BEER festivals don't come much more perfectly formed than the one at the Blue Bell in York.
The Fossgate boozer will be stopping the traffic as the inside-out jamboree takes to the streets for the third time next weekend.
Fossgate itself will be closed a week tomorrow as the ale extravaganza spills out of the tiny pub and on to the road, with the autumn weather kept at bay by a gazebo and patio heaters. The festival continues the following day, Monday, November 10, inside the pub only.
Landlord Jim Hardie and the Blue Bell poss will be "smallin' it" with 30 different ales on sale. Seven are on the bar, the rest racked up in the back room.
For Jim this is a logistical nightmare. How can he cram all the kegs into his tiny cellar before they are ready to go up on the scaffold? Only Jim, the David Blaine of the licensed trade, knows the magic secret.
Britain's smallest barman Graham Hughes, 3ft 11ins tall, is adding his own unique perspective to proceedings again. Among other ales, he will be serving up Snow White, from the Castle Rock Brewery, Nottingham.
Naturally this has given rise to a Snow White and the Seven Dwarfs theme. Only the Blue Bell has gone one better, with Graham starring as the eighth dwarf. You know Doc, Bashful, Grumpy, Sneezy, Happy, Sleepy and Dopey. Now meet... Boozy.
As you would expect from the reigning Morning Advertiser Fundraising Pub Of The Year, the Blue Bell beer festival is all for charity. Jim is hoping they can match the £1,000 they raised last year for Yorkshire Cancer Research.
He wants to thank two York pubs, the Golden Ball and the Bay Horse on Blossom Street, for their support. And he is appealing for more tombola prizes: if you can donate something, please take it to the pub or give him a ring on (01940) 654904.
Meanwhile, the pub has received two cheques from movie superstar Paul Newman, just as promised. The £1,500 will be shared between the two charities supported by the pub's Ales Angel sponsored cycle ride, Martin House Hospice and Lidgett Grove School.
IF you can't wait until next weekend for a beer festival, get along to York's two Wetherspoon's pubs.
Both the Postern Gate in Piccadilly and the Punch Bowl, Blossom Street, are hosting real ale celebrations that run until tomorrow.
Each has 13 new brews to sample, including the Campaign For Real Ale's Champion Beer of Britain, Harviestoun's Bitter & Twisted.
The silver and bronze winners, Harrogate's own Daleside Bitter and Alton's Pride from Triple FFF respectively, are also available.

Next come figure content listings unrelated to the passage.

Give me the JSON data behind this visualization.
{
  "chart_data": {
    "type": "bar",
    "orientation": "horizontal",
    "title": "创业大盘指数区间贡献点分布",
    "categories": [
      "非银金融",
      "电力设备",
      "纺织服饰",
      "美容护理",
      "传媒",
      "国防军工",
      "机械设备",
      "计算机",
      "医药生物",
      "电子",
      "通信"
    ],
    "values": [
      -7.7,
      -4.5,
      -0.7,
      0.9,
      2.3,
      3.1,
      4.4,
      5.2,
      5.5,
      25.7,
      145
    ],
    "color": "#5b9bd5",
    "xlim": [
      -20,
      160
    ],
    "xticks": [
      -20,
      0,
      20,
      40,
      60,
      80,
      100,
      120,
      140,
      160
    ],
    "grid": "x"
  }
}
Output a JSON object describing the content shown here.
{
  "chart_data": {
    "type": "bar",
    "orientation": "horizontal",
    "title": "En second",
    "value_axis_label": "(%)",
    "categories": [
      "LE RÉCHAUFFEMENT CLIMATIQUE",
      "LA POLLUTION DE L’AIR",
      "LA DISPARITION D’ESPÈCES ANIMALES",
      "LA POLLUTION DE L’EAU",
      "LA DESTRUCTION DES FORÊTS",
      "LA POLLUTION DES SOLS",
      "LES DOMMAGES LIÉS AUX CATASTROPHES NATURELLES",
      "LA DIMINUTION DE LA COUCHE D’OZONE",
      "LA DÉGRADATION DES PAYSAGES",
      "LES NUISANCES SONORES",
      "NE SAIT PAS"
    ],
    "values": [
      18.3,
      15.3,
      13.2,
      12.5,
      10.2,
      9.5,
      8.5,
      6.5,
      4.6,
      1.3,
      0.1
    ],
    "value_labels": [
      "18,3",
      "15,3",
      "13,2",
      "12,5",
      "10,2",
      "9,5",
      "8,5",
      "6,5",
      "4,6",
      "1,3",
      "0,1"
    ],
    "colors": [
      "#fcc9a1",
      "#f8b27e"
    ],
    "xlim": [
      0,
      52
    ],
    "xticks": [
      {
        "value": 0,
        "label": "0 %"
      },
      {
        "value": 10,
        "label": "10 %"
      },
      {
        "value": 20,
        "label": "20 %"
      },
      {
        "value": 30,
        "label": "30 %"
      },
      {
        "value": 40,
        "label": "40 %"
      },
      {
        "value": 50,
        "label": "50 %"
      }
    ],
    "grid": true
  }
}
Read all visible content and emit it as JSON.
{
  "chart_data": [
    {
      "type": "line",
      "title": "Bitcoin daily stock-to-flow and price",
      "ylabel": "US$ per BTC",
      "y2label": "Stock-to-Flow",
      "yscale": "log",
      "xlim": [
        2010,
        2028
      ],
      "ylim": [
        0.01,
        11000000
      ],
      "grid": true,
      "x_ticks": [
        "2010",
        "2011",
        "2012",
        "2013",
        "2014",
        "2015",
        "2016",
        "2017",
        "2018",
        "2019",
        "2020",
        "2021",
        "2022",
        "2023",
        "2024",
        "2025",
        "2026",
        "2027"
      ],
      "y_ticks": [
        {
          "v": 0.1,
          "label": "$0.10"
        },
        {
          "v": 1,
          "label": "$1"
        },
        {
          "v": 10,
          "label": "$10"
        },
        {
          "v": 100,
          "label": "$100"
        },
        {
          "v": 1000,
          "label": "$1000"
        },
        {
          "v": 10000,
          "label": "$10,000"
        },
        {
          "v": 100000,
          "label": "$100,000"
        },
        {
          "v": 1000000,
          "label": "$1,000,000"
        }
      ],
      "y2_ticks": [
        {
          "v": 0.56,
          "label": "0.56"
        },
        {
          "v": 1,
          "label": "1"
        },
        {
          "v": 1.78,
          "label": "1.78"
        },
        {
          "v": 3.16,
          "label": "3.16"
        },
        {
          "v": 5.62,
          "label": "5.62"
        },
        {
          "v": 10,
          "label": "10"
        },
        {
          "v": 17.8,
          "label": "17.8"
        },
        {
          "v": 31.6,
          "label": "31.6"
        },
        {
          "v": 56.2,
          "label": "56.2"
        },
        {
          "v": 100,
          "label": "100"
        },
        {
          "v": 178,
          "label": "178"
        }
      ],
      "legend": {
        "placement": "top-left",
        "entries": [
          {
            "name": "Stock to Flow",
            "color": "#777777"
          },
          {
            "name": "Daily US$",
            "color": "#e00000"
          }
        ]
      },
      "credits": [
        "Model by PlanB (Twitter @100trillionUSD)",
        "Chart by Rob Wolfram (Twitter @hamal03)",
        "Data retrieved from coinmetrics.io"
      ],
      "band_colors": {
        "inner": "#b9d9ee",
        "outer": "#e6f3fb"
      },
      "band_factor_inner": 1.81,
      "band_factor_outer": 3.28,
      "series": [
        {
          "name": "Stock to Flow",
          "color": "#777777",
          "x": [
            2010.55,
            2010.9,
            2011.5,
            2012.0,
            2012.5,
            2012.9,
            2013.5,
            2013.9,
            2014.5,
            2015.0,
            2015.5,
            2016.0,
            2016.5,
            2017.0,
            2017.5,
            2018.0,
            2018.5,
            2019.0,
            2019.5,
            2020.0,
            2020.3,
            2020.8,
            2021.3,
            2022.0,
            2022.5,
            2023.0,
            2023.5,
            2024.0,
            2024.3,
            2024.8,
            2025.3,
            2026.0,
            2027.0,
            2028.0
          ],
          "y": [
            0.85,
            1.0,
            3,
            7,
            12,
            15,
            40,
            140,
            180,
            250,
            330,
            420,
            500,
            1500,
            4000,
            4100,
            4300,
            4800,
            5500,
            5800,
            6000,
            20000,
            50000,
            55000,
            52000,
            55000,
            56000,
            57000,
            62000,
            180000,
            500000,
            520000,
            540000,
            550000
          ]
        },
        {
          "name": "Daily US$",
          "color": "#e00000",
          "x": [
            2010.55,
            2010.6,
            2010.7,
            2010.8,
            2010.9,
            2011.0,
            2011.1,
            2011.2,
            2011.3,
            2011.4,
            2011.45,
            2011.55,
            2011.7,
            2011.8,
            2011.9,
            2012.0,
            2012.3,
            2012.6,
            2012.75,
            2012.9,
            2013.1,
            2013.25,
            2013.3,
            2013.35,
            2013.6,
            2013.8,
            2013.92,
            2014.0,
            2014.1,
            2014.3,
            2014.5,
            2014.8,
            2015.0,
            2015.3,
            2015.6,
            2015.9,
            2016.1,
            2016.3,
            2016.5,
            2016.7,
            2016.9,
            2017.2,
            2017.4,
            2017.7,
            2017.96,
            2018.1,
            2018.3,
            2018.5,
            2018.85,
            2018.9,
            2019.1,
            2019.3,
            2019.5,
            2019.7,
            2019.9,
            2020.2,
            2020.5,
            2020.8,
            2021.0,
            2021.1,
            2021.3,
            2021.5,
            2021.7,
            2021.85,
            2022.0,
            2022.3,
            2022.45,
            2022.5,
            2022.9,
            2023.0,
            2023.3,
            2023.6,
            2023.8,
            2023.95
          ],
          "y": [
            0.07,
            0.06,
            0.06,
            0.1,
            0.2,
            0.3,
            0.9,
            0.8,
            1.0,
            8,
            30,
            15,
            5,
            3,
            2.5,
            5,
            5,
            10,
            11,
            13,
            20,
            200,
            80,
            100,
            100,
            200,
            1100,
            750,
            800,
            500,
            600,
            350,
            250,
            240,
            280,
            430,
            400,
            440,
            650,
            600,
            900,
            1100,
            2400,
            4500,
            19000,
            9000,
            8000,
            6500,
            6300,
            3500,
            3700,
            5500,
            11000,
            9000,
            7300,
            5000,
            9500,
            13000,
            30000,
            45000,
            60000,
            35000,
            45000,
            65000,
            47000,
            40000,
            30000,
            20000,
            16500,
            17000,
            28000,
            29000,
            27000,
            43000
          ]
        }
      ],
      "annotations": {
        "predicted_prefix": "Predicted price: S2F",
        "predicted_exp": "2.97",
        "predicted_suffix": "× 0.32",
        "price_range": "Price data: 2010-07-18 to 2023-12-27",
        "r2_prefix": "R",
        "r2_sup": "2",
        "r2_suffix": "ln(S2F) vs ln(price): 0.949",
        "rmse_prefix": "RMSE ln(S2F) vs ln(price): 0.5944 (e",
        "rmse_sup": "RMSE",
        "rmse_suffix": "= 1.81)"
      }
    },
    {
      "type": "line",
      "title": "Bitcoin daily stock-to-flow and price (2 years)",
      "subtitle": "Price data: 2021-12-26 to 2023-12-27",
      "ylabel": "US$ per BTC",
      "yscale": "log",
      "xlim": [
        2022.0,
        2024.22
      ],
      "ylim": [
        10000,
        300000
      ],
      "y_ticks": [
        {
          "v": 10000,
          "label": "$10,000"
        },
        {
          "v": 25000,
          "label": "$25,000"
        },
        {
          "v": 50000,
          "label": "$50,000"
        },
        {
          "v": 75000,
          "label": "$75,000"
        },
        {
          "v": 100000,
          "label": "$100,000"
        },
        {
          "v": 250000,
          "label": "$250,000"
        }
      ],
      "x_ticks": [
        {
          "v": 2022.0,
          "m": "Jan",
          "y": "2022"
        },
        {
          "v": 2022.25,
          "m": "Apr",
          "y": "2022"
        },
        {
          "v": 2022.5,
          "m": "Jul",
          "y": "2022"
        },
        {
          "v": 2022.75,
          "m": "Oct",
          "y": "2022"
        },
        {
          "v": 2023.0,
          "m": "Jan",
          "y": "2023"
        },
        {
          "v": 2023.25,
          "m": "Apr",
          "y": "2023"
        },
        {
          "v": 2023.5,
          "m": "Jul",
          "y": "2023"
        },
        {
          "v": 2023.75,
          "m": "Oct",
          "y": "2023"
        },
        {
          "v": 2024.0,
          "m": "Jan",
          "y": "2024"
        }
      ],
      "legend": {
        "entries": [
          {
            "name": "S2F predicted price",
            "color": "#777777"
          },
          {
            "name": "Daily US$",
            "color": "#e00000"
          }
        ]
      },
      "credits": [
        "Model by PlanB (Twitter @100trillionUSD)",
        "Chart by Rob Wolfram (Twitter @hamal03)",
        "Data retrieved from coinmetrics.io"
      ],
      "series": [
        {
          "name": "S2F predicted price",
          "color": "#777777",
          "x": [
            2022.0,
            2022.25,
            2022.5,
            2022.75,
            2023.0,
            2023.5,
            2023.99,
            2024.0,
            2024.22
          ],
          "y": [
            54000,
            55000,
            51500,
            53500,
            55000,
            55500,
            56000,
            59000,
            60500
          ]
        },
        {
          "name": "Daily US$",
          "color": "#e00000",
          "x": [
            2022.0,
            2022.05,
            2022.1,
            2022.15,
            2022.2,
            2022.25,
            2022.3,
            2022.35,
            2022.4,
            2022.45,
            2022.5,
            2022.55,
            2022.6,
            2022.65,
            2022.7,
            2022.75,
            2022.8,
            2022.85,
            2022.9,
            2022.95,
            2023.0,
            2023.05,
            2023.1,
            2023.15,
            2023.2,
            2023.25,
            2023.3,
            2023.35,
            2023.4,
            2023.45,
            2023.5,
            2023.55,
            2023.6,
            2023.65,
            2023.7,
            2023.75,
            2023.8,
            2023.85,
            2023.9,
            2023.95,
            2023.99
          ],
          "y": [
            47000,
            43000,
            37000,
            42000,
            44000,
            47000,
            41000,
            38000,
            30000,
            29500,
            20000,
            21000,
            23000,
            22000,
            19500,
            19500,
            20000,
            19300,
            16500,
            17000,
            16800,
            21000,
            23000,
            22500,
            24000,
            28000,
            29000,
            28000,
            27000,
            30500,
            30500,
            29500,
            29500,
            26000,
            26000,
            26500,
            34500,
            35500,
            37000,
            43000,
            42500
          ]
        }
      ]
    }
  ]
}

Other most quaffable pints include Jennings' Cocker Hoop, Exmoor Beast, Tring Colley's Dog, Hop Back Thunderstorm, Bishop's Finger from Shepherd Neame and RCH Pitchfork. All have received awards.
ONE of North Yorkshire's most atmospheric pubs is basking in the national spotlight.
Blind Jack's in Knaresborough was chosen for the full-page My Local feature in this month's edition of CAMRA newspaper What's Brewing.
Named after the famous blind road builder of the 18th century, it has "all the feel of a bygone era", writes Bob Stukins. "Yet it was created just over a decade ago by local businessman and CAMRA stalwart Ian Fozard."
It is now owned by another beer-cherishing landlord, Ralph Wilkinson. He "also trades as The Village Brewer, whose beers are expertly contract-brewed to his recipes by Hambleton of Holme-on-Swale near Thirsk".
Mr Stukins hands out praise to the couple who run Blind Jack's, Paul and Debbie Holden-Ridgway.
They run the pub with "flair and attention to detail," he writes, and "like to make people welcome - they listen to their customers, and don't just treat them as a source of revenue".
Add to that lots of great beers on the nine handpumps, and there is every reason to see your way to Blind Jack's.